Rezepturen

Alles, was Sie über Honigtau wissen müssen

Dieser natürliche Süßstoff verändert die Daten hinter der Bar.

CélineBossart ist eine unabhängige Journalistin und Fotografin in New York City, die sich auf Wein, alkoholische Getränke und Reisen spezialisiert hat.

A small glass pitcher containing agave nectar

Wenn Sie nicht ein oder zwei Flaschen Agavennektar in Ihrem Barschrank haben, können Sie mit Sicherheit sagen, dass Sie die Welt der Cocktails ignorieren. Doch zunächst einmal muss klargestellt werden, dass “Sirup” und “Nektar” nicht genau dasselbe sind, auch wenn die Begriffe manchmal synonym verwendet werden. Der goldene oder orangefarbene flüssige Süßstoff, den Sie unweigerlich im Naturkostregal entdecken, kann beide Begriffe auf seinem Etikett tragen, aber der beste Weg, den Unterschied zu verstehen, ist ein Blick auf die Zutaten. Agavensirup ist im Wesentlichen Agavennektar mit anderen kommerziell zugesetzten Zutaten wie Maissirup mit hohem Fructosegehalt. Auch hier ist Nektar im Allgemeinen die beste Wahl (zumindest im Hinblick auf die Gesundheit). Da wir nun auf der gleichen Seite stehen, lassen Sie uns über die Zubereitung eines Süßstoffcocktails mit Agave sprechen.
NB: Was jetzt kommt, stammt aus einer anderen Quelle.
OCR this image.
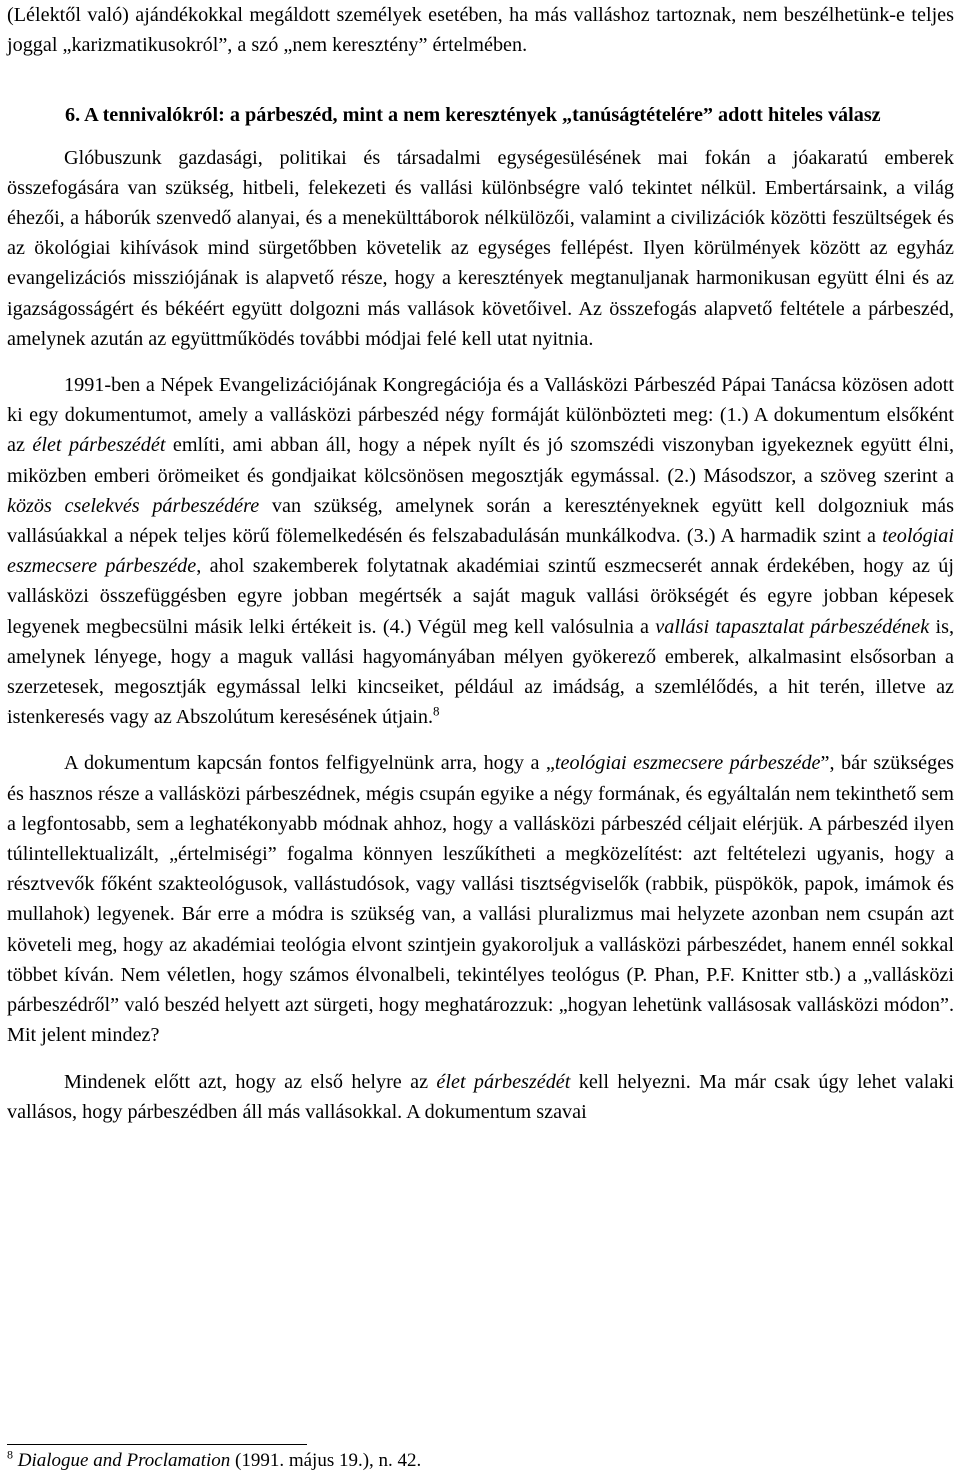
(Lélektől való) ajándékokkal megáldott személyek esetében, ha más valláshoz tartoznak, nem beszélhetünk-e teljes joggal „karizmatikusokról”, a szó „nem keresztény” értelmében.

6. A tennivalókról: a párbeszéd, mint a nem keresztények „tanúságtételére” adott hiteles válasz

Glóbuszunk gazdasági, politikai és társadalmi egységesülésének mai fokán a jóakaratú emberek összefogására van szükség, hitbeli, felekezeti és vallási különbségre való tekintet nélkül. Embertársaink, a világ éhezői, a háborúk szenvedő alanyai, és a menekülttáborok nélkülözői, valamint a civilizációk közötti feszültségek és az ökológiai kihívások mind sürgetőbben követelik az egységes fellépést. Ilyen körülmények között az egyház evangelizációs missziójának is alapvető része, hogy a keresztények megtanuljanak harmonikusan együtt élni és az igazságosságért és békéért együtt dolgozni más vallások követőivel. Az összefogás alapvető feltétele a párbeszéd, amelynek azután az együttműködés további módjai felé kell utat nyitnia.

1991-ben a Népek Evangelizációjának Kongregációja és a Vallásközi Párbeszéd Pápai Tanácsa közösen adott ki egy dokumentumot, amely a vallásközi párbeszéd négy formáját különbözteti meg: (1.) A dokumentum elsőként az élet párbeszédét említi, ami abban áll, hogy a népek nyílt és jó szomszédi viszonyban igyekeznek együtt élni, miközben emberi örömeiket és gondjaikat kölcsönösen megosztják egymással. (2.) Másodszor, a szöveg szerint a közös cselekvés párbeszédére van szükség, amelynek során a keresztényeknek együtt kell dolgozniuk más vallásúakkal a népek teljes körű fölemelkedésén és felszabadulásán munkálkodva. (3.) A harmadik szint a teológiai eszmecsere párbeszéde, ahol szakemberek folytatnak akadémiai szintű eszmecserét annak érdekében, hogy az új vallásközi összefüggésben egyre jobban megértsék a saját maguk vallási örökségét és egyre jobban képesek legyenek megbecsülni másik lelki értékeit is. (4.) Végül meg kell valósulnia a vallási tapasztalat párbeszédének is, amelynek lényege, hogy a maguk vallási hagyományában mélyen gyökerező emberek, alkalmasint elsősorban a szerzetesek, megosztják egymással lelki kincseiket, például az imádság, a szemlélődés, a hit terén, illetve az istenkeresés vagy az Abszolútum keresésének útjain.$^8$

A dokumentum kapcsán fontos felfigyelnünk arra, hogy a „teológiai eszmecsere párbeszéde”, bár szükséges és hasznos része a vallásközi párbeszédnek, mégis csupán egyike a négy formának, és egyáltalán nem tekinthető sem a legfontosabb, sem a leghatékonyabb módnak ahhoz, hogy a vallásközi párbeszéd céljait elérjük. A párbeszéd ilyen túlintellektualizált, „értelmiségi” fogalma könnyen leszűkítheti a megközelítést: azt feltételezi ugyanis, hogy a résztvevők főként szakteológusok, vallástudósok, vagy vallási tisztségviselők (rabbik, püspökök, papok, imámok és mullahok) legyenek. Bár erre a módra is szükség van, a vallási pluralizmus mai helyzete azonban nem csupán azt követeli meg, hogy az akadémiai teológia elvont szintjein gyakoroljuk a vallásközi párbeszédet, hanem ennél sokkal többet kíván. Nem véletlen, hogy számos élvonalbeli, tekintélyes teológus (P. Phan, P.F. Knitter stb.) a „vallásközi párbeszédről” való beszéd helyett azt sürgeti, hogy meghatározzuk: „hogyan lehetünk vallásosak vallásközi módon”. Mit jelent mindez?

Mindenek előtt azt, hogy az első helyre az élet párbeszédét kell helyezni. Ma már csak úgy lehet valaki vallásos, hogy párbeszédben áll más vallásokkal. A dokumentum szavai

$^8$ Dialogue and Proclamation (1991. május 19.), n. 42.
Wie wird der Nektar für Agave hergestellt?

Agavennektar wird aus dem Saft der Agavenpflanze hergestellt, aus der auch Tequila gewonnen wird – für Tequila wird er geknetet und destilliert, für Nektar wird er gefiltert und erhitzt. Auch hier müssen Sie darauf achten, dass der Nektar zu 100 % aus Agave besteht (Healthy Sweetness ist eine gute Marke, die Sie ausprobieren sollten). Angesichts ihrer gemeinsamen DNA funktionieren Destillate aus Agavennektar und Agave gut, und wir sind nicht die einzigen Gänseblümchen. Der Barkeeper Vincenzo Marianella aus Los Angeles mischt zum Beispiel Tequila, Zitronensaft und Chambord, um seinen beliebten Rhode Island Red zu kreieren. Sie können auch grundlegende Kenntnisse an der Bar anwenden, um die perfekte Textur für Ihr Getränk zu erzielen.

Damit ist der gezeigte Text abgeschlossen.